Abbeys and monasteries became centers of brewing in Scotland as they did in much of Europe. The craft then passed on to women, called “browster wives,” who brewed beer for home consumption and sold excess beer to others. But, as the 14th century dawned, so did commercial brewing. Glasgow, Edinburgh and Alloa were hubs for breweries known for their IPAs, porters and stouts. The trade grew and, by the 1800s, Scotland was a brewing force, producing a wide range of styles and its own native creations. The brewers of Edinburgh developed a highly respected export trade that, by the mid-19th century, rivaled that of their British neighbors.
To many, Scottish ales evoke thoughts of exceedingly malt-forward styles imbued with smoky notes of peat and higher alcohol. Those are American interpretations of Scottish styles. Surprisingly, while Scottish ales do carry a heavier malt characteristic, true Scottish ales are much lower in alcohol, lack the smokiness of Scottish whiskies, and are relatively low in alcohol when compared with their British counterparts.
Scotland’s native ales were named for the pricing system that measured their alcohol content. The higher the alcohol, the higher the price. Therefore, a 50-to-60-shilling beer was generally a lighter ale, 60-to-80-shilling beer had a medium alcohol content, 80-to-100-shilling beer was export beer, and a 100-to-160-shilling beer usually topped out between 6.5 percent and 10 percent ABV. The highest-priced ales were usually Strong Scotch Ales also known as Wee Heavy.
First developed in Edinburgh, Wee Heavy is defined as deeply malty with heavy caramelization with low-to-medium-low hop presence and higher alcohol content. The style’s characteristic caramel aromas and flavors are a result of a longer boil time, letting malt sugars caramelize. The result is a deep-brown brew with a full mouthfeel. Flavors are often compared to the brew’s southern cousins, English Barleywines.

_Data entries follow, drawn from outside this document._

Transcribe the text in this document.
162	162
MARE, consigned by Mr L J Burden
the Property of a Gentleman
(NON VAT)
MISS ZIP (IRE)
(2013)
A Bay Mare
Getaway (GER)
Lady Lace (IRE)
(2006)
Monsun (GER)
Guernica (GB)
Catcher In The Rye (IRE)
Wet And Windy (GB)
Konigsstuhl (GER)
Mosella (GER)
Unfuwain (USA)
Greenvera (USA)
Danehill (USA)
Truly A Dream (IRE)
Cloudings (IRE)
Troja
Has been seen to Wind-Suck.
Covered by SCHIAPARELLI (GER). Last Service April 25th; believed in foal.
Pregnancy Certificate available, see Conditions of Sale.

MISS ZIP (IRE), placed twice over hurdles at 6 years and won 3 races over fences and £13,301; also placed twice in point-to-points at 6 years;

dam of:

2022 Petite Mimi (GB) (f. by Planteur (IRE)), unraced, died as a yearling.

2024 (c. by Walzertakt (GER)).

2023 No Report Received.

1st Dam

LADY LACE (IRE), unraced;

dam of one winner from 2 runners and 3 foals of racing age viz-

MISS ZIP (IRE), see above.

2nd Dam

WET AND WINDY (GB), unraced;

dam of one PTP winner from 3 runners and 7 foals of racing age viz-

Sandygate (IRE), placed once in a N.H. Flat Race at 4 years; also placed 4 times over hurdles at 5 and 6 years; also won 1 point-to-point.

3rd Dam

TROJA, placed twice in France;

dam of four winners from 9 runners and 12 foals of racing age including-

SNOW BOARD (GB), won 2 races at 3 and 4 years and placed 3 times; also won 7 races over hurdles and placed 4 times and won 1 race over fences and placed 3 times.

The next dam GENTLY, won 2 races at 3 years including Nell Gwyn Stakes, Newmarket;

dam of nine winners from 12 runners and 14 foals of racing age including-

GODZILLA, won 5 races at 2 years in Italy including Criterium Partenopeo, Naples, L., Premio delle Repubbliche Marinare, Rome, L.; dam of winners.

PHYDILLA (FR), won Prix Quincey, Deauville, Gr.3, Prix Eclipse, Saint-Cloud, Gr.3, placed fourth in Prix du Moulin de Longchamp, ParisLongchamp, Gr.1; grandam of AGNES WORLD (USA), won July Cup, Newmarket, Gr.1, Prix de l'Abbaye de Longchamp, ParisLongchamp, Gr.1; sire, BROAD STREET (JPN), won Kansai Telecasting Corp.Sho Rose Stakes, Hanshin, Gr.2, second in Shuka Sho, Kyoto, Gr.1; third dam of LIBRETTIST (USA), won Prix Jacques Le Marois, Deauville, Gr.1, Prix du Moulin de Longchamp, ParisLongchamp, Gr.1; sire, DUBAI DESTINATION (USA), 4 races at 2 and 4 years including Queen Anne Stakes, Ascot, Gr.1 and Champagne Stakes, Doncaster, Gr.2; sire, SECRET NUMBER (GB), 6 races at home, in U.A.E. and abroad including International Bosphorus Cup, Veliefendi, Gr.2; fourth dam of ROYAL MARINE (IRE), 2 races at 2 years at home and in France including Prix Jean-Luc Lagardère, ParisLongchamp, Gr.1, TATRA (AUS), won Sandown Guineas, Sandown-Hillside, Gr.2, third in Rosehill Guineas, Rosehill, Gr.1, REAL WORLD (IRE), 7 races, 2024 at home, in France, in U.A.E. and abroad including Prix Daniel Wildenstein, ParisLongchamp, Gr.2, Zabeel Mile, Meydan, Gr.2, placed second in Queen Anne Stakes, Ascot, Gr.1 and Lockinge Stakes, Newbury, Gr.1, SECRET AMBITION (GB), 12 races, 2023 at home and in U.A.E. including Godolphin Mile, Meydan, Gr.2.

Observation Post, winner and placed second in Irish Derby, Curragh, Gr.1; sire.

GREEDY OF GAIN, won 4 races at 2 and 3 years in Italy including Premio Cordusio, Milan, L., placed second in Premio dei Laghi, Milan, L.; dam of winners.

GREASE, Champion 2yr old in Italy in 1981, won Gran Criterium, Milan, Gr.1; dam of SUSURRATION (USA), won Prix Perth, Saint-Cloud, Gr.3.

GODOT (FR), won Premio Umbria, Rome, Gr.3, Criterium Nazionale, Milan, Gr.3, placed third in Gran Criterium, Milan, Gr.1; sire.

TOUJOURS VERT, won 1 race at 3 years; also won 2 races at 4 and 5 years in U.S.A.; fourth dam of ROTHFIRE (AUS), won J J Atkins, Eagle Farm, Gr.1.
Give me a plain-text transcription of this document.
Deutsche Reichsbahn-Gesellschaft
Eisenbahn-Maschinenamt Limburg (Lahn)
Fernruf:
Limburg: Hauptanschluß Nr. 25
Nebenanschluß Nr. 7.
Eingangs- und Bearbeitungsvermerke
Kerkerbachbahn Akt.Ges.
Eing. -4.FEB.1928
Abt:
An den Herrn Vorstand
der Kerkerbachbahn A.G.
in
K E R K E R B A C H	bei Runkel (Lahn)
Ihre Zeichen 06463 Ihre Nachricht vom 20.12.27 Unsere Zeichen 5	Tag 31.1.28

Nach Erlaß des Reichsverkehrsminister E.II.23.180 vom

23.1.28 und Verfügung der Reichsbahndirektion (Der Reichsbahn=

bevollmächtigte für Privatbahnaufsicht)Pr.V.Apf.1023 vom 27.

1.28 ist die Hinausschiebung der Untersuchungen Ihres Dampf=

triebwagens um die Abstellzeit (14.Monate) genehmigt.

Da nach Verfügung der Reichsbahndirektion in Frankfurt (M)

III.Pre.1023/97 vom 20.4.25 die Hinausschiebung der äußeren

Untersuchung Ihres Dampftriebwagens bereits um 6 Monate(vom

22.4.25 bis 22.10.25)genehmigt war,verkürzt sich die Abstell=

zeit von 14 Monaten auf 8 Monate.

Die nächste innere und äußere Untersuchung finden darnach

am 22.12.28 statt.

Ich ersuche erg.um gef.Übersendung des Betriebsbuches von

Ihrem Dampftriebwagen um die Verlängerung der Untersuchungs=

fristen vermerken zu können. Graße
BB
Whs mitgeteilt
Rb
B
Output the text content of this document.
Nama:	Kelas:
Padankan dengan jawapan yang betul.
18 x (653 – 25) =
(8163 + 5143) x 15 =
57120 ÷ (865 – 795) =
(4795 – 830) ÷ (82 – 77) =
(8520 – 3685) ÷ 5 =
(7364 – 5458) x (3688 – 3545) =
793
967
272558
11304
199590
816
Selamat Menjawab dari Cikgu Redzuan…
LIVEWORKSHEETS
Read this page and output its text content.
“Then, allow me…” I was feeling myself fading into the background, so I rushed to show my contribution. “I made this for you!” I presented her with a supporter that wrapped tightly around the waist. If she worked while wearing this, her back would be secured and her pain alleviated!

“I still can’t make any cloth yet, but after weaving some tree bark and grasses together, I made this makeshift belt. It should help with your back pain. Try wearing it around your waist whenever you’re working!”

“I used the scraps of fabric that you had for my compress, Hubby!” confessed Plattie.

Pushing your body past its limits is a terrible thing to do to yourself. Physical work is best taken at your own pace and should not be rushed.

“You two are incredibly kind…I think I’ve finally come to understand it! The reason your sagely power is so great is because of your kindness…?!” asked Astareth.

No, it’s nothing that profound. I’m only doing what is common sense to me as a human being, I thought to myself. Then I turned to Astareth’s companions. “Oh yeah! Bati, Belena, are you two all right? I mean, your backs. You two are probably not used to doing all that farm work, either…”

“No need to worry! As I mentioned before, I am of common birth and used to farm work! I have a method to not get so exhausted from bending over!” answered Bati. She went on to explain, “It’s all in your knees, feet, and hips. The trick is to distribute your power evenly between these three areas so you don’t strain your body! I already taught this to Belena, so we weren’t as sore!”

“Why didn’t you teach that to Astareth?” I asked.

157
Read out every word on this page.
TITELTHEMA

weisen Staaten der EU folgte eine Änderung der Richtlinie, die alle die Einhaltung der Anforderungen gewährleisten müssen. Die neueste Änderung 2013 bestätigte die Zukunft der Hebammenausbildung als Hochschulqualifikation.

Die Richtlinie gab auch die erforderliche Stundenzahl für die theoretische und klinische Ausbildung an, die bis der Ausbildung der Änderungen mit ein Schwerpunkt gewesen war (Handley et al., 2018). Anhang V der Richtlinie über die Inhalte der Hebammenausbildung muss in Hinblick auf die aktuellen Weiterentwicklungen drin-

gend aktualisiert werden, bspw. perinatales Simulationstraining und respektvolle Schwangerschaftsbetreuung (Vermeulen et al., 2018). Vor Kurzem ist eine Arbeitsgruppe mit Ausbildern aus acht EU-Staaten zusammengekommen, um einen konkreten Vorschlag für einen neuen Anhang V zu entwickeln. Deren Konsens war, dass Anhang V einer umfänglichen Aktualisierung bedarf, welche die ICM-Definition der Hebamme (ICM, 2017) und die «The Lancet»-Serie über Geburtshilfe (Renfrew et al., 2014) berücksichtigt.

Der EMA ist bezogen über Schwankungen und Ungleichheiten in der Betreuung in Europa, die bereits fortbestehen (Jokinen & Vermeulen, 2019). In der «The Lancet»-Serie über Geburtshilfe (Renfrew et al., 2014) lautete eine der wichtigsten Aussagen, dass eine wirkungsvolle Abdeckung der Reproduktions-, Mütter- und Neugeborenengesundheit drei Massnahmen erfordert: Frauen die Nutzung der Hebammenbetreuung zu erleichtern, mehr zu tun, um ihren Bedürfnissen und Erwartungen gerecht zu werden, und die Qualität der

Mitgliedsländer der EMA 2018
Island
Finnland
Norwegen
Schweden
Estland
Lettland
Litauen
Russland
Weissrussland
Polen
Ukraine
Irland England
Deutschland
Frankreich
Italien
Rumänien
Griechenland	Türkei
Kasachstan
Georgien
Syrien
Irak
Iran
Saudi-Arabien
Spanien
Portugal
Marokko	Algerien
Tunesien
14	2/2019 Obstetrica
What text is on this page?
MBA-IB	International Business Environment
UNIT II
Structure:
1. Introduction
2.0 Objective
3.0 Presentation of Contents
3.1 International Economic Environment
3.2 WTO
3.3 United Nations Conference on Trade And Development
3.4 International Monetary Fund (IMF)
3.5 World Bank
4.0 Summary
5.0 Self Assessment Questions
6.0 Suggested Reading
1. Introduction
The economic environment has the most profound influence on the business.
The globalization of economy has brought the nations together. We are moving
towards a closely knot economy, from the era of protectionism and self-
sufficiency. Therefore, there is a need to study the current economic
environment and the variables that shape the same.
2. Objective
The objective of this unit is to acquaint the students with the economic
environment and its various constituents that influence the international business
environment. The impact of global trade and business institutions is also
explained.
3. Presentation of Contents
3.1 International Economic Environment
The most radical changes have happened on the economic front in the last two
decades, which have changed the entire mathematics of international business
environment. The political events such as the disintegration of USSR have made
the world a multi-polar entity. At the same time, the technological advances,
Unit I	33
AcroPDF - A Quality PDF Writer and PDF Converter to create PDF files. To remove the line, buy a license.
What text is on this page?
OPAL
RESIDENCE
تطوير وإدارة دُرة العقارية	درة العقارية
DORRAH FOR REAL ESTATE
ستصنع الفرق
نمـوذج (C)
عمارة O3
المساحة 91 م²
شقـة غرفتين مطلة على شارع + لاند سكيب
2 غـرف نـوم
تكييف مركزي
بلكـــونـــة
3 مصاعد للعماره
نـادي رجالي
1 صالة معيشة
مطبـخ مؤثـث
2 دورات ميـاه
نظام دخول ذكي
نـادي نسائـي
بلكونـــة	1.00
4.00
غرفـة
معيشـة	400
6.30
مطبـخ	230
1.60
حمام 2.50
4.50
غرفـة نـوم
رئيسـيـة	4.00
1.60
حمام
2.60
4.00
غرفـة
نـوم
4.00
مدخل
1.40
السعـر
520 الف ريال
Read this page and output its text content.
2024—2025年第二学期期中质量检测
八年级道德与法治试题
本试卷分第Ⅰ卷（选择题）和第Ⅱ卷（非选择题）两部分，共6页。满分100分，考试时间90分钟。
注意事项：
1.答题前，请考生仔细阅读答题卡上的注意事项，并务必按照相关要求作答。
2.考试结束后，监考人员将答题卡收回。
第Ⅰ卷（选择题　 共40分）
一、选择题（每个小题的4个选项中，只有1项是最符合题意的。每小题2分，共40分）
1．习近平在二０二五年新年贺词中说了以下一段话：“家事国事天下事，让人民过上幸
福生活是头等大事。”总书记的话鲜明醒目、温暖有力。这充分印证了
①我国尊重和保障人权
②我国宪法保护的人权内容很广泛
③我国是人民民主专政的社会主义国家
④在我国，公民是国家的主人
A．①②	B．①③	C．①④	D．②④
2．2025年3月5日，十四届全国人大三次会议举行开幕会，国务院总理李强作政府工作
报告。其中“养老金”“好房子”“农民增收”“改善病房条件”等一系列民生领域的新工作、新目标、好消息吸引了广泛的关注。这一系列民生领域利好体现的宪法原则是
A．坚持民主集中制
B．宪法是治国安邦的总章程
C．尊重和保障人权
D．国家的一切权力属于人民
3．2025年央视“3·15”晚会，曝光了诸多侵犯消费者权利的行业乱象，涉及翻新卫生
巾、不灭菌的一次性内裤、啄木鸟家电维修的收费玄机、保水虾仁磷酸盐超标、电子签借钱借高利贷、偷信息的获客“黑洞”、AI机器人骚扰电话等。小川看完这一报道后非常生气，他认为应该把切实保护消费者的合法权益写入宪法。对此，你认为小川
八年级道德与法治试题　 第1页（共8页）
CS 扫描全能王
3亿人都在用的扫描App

American versions of Scottish Ale or Wee Heavy have evolved the style into a hoppier and smokier feel, barely present in true Scottish examples. The Brewers Association, a craft beer advocacy group, goes so far as to say, “Though there is little evidence suggesting that traditionally made Strong Scotch Ales exhibited peat smoke character, the current marketplace offers many examples with peat or smoke character present at low to medium levels.” It seems American brewers liked the way peat smoke evoked the idea of a Scottish beverage and ran with it.
If you fancy trying a traditional Scottish version of the style, look for Belhaven—Scotland’s oldest brewery still in operation—Wee Heavy. American brews include Oskar Blues Brewery’s Old Chub or Dirty Bastard by Michigan’s Founders Brewing Company.